CLUtils  0.2.1
 Hosted by GitHub
CLUtils Documentation

CLUtils


CLUtils offers utilities that help setup and manage an OpenCL environment. It aims to allow rapid prototyping by hiding away all the boilerplate code necessary for establishing an OpenCL environment.

This meant to be an exercise on how I would go about containing the OpenCL entities, and developing an API to interface them all. But since I didn't have a solid idea of what I needed, I started writing the code and ended up adapting the API around it. The result was an API that made use of indices to refer to OpenCL objects which only makes it efficient to use under a known environment. Nonetheless, the library works pretty robustly.

If you would like something more general and complete, take a look at boost.compute or AMD APP SDK's CLUtil.

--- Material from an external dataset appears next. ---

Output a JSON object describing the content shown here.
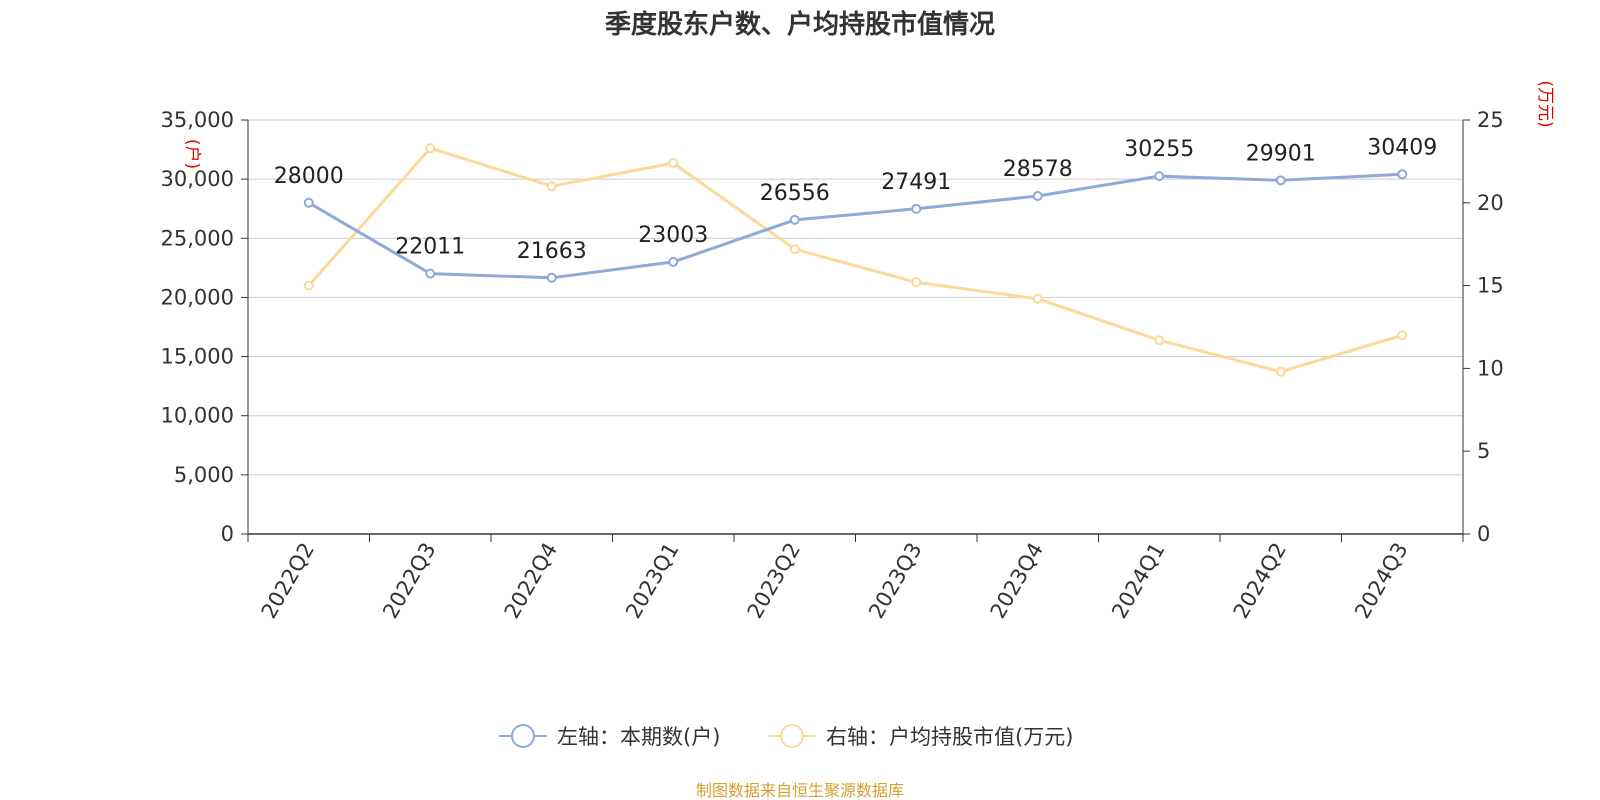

Utilities offered by the library involve procedures like compiling source files, sharing OpenCL environment configurations, setting up OpenCL-OpenGL interoperability, profiling host and device code, and getting summarizing results on profiling data.

New on version 0.2:

API


api



The simplest case handled by the library is one where a context is created for the first platform returned by the OpenCL API and a command queue is created for the first device in that platform. Programs are built for all devices in the associated context. This case is realized automatically when a kernel filename is provided on the definition of a CLEnv instance. Omitting the kernel filename in the CLEnv constructor allows to later specify exactly the OpenCL environment configuration to set up.

#include <CLUtils.hpp>

using namespace clutils;

int main ()
{
     CLEnv clEnv ("myKernels.cl");
     cl::Context &context (clEnv.getContext ());
     cl::CommandQueue &queue (clEnv.getQueue ());
     cl::Kernel &kernel (clEnv.getKernel ("myKernel"));
     cl::NDRange global (1024), local (256);

     cl::Buffer dBuf (context, CL_MEM_READ_WRITE, 1024 * sizeof (int));
     kernel.setArg (0, dBuf);

     queue.enqueueNDRangeKernel (kernel, cl::NullRange, global, local);

     return 0;
}


Profiling is enabled with the use of the GPUTimer and ProfilingInfo classes. GPUTimer does the actual timekeeping, and ProfilingInfo offers summarizing results on the profiling data.

#include <CLUtils.hpp>

using namespace clutils;

int main ()
{
     CLEnv clEnv;
     cl::Context &context (clEnv.addContext (0));
     cl::CommandQueue &queue (clEnv.addQueue (0, 0, CL_QUEUE_PROFILING_ENABLE));
     cl::Kernel &kernel (clEnv.addProgram (0, "myKernels.cl", "myKernel"));
     cl::NDRange global (1024), local (256);

     cl::Buffer dBuf (context, CL_MEM_READ_WRITE, 1024 * sizeof (int));
     kernel.setArg (0, dBuf);

     GPUTimer<std::milli> gTimer (clEnv.devices[0][0]);
     ProfilingInfo<10> pGPU ("GPU");

     for (int i = 0; i < 10; ++i)
     {
         queue.enqueueNDRangeKernel (kernel, cl::NullRange, global, local, nullptr, &gTimer.event ());
         gTimer.wait ();
         pGPU[i] = gTimer.duration ();
     }

     pGPU.print ("myKernel");

     return 0;
}


Having defined all the necessary OpenCL entities in CLEnv, an OpenCL configuration can now be specified with CLEnvInfo and communicated to a class that manages and executes some kind of algorithm.

#include <CLUtils.hpp>

using namespace clutils;

class PrefixSum;

int main ()
{
     CLEnv clEnv ("myKernels.cl");
     cl::Context &context (clEnv.getContext ());
     cl::CommandQueue &queue (clEnv.getQueue ());

     CLEnvInfo<1> info (0, 0, 0, { 0 }, 0);
     PrefixSum scan (clEnv, info);

     scan.run ();

     return 0;
}


Build & Install


git clone https://github.com/nlamprian/CLUtils.git
cd CLUtils

mkdir build
cd build

cmake -DBUILD_EXAMPLES=ON ..
# or to build the tests too
cmake -DBUILD_EXAMPLES=ON -DBUILD_TESTS=ON ..

make

# to run the example (from the build directory!)
./bin/clutils_vecAdd

# to run the tests
./bin/clutils_tests

# to install the library
sudo make install

# to build the docs
make doxygen
firefox docs/html/index.html